Oh god, I can smell it from here...NICE!

Oh wait..I'm smelling the peppers in my dehydrator...but still...


----------



## fire it up (Sep 5, 2009)

Wow that's a LOT of peppers Dave!  Someone at the post office was pounding on that box out of anger or something, glad they made it there in fine condition.
Cudos to Ron for sending out such a HUGE bag of peppers and being such a super smoking buddy 
	

	
	
		
		



		
		
	


	





What are you planning on doing with them all?


----------



## pignit (Sep 5, 2009)

Red is roastin them as I type. Next step will be vacuum packed and frozen. Wooooo Hooooo!


----------



## nate_46 (Sep 5, 2009)

Ron, our New Mexican connection... He is a wealth of knowledge...

Is there any peppers left there Ron? I am going to be down there next weekend and I was going to pick up a bag...

Your going to be eating good for a while Pignit!!


----------



## rivet (Sep 5, 2009)

Ain't it great to get good food and stuff in the mail? Congratulations to you and to Ron as well.


----------



## zopi (Sep 5, 2009)

In NM pretty much every grocery store has a roaster, think big bingo cage and a propane weed burner...the chiles are tumbled and roasted at the same time...the real benefit to this aside fromt he flame roasting is that done right, most of the skin flakes 
off...there is very little in this world that smells better!


----------



## jethro (Sep 5, 2009)

We just roasted up a #30 bag 2 days ago. Did 'em on the kettle, bagged 'em up and they are resting quietly in my freezer. Gotta love those hatches!


----------



## ronp (Sep 5, 2009)

You are welcome Dave, and thanks for the kind words. They sure beat the **** out of that box.

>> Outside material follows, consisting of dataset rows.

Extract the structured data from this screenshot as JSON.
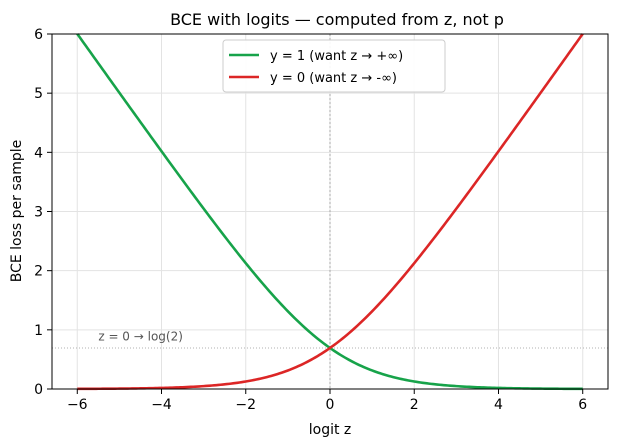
{
  "chart_data": {
    "type": "line",
    "title": "BCE with logits — computed from z, not p",
    "xlabel": "logit  z",
    "ylabel": "BCE loss per sample",
    "xlim": [
      -6.6,
      6.6
    ],
    "ylim": [
      0,
      6
    ],
    "xticks": [
      -6,
      -4,
      -2,
      0,
      2,
      4,
      6
    ],
    "xtick_labels": [
      "−6",
      "−4",
      "−2",
      "0",
      "2",
      "4",
      "6"
    ],
    "yticks": [
      0,
      1,
      2,
      3,
      4,
      5,
      6
    ],
    "ytick_labels": [
      "0",
      "1",
      "2",
      "3",
      "4",
      "5",
      "6"
    ],
    "grid": true,
    "legend_position": "top-center",
    "x": [
      -6,
      -5,
      -4,
      -3,
      -2,
      -1,
      0,
      1,
      2,
      3,
      4,
      5,
      6
    ],
    "series": [
      {
        "name": "y = 1  (want z → +∞)",
        "color": "#17a34a",
        "values": [
          6.0025,
          5.0067,
          4.0181,
          3.0486,
          2.1269,
          1.3133,
          0.6931,
          0.3133,
          0.1269,
          0.0486,
          0.0181,
          0.0067,
          0.0025
        ]
      },
      {
        "name": "y = 0  (want z → -∞)",
        "color": "#dc2626",
        "values": [
          0.0025,
          0.0067,
          0.0181,
          0.0486,
          0.1269,
          0.3133,
          0.6931,
          1.3133,
          2.1269,
          3.0486,
          4.0181,
          5.0067,
          6.0025
        ]
      }
    ],
    "reference_lines": [
      {
        "orientation": "vertical",
        "value": 0
      },
      {
        "orientation": "horizontal",
        "value": 0.6931
      }
    ],
    "annotation": {
      "text": "z = 0 → log(2)",
      "x": -5.5,
      "y": 0.72
    }
  }
}
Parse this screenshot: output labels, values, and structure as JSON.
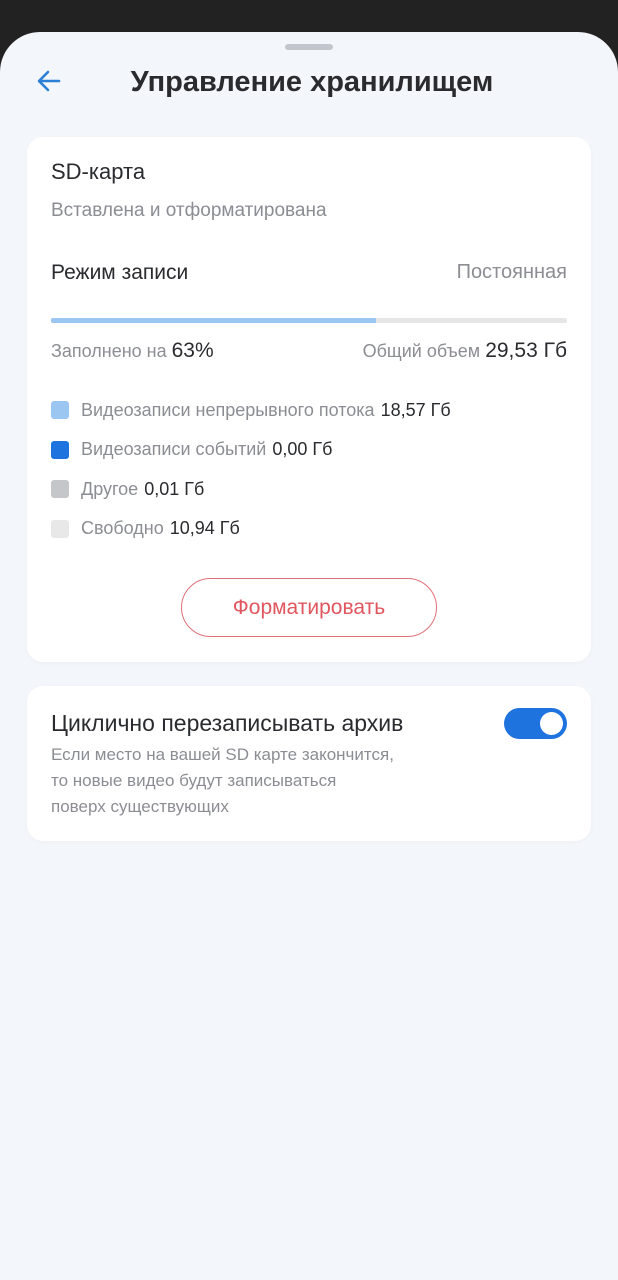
{
  "header": {
    "title": "Управление хранилищем",
    "back_icon": "arrow-left-icon"
  },
  "sd_card": {
    "title": "SD-карта",
    "status": "Вставлена и отформатирована",
    "recording_mode_label": "Режим записи",
    "recording_mode_value": "Постоянная",
    "fill_percent": 63,
    "filled_label": "Заполнено на",
    "filled_value": "63%",
    "total_label": "Общий объем",
    "total_value": "29,53 Гб",
    "legend": [
      {
        "label": "Видеозаписи непрерывного потока",
        "value": "18,57 Гб",
        "color": "#9cc6f2"
      },
      {
        "label": "Видеозаписи событий",
        "value": "0,00 Гб",
        "color": "#1e73de"
      },
      {
        "label": "Другое",
        "value": "0,01 Гб",
        "color": "#c4c6ca"
      },
      {
        "label": "Свободно",
        "value": "10,94 Гб",
        "color": "#e8e8e8"
      }
    ],
    "format_button": "Форматировать"
  },
  "overwrite": {
    "title": "Циклично перезаписывать архив",
    "description_lines": [
      "Если место на вашей SD карте закончится,",
      "то новые видео будут записываться",
      "поверх существующих"
    ],
    "enabled": true
  },
  "colors": {
    "accent": "#1e73de",
    "danger": "#e0565e",
    "background": "#f3f6fa"
  }
}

Yes they still have them for a few weeks I think.
Let me know when you are coming down.


----------



## pignit (Sep 6, 2009)

Well the house has been full of Mexican Fiesta music from the XM radio with Red runnin around from the grill to the kitchen roastin and baggin these babies up. She made a quick dip out of roasted peppers and cream cheese that really hit the spot.









I think a picture is worth a thousand words.


----------



## ronp (Sep 6, 2009)

Damn, that looks kick ass to me. That dip looks great!!! What's that little bottle thing in it? TEQULIA? LOL


----------



## supervman (Sep 6, 2009)

You're friggin killin me. 
Those look AWESOME!  

WOW.


----------



## mballi3011 (Sep 6, 2009)

It looks as if they play a couple of games of b=ball with the box. I'm glad that it all vame out good for you dave. Ron You Are The MAN again.


----------



## melindab (Jan 19, 2010)

there is _*nothing* _better than our hatch chilis.  makes me proud to be a new mexican seeing them, smelling them, peeling them and of course eating them.  YUM.


----------



## richoso1 (Jan 19, 2010)

You've got that right lady. When you consider the heat, robust flavor, and being so aromatic, they're at the top. I buy 90 pounds at the end of the harvest and It will last me a year.


----------



## scubadoo97 (Jan 19, 2010)

Red sure looks happy Pignit.  Great job on the chiles


----------



## mgwerks (Jan 19, 2010)

For some reason, all I see are red "X's" where the pix out to be.  it's a horrible thing to be tortured by such wonderful descriptions and be deprived the views.  I have looked aronund here for some place that I can score some fresh Hatch goodies, but so far all I find is canned.


----------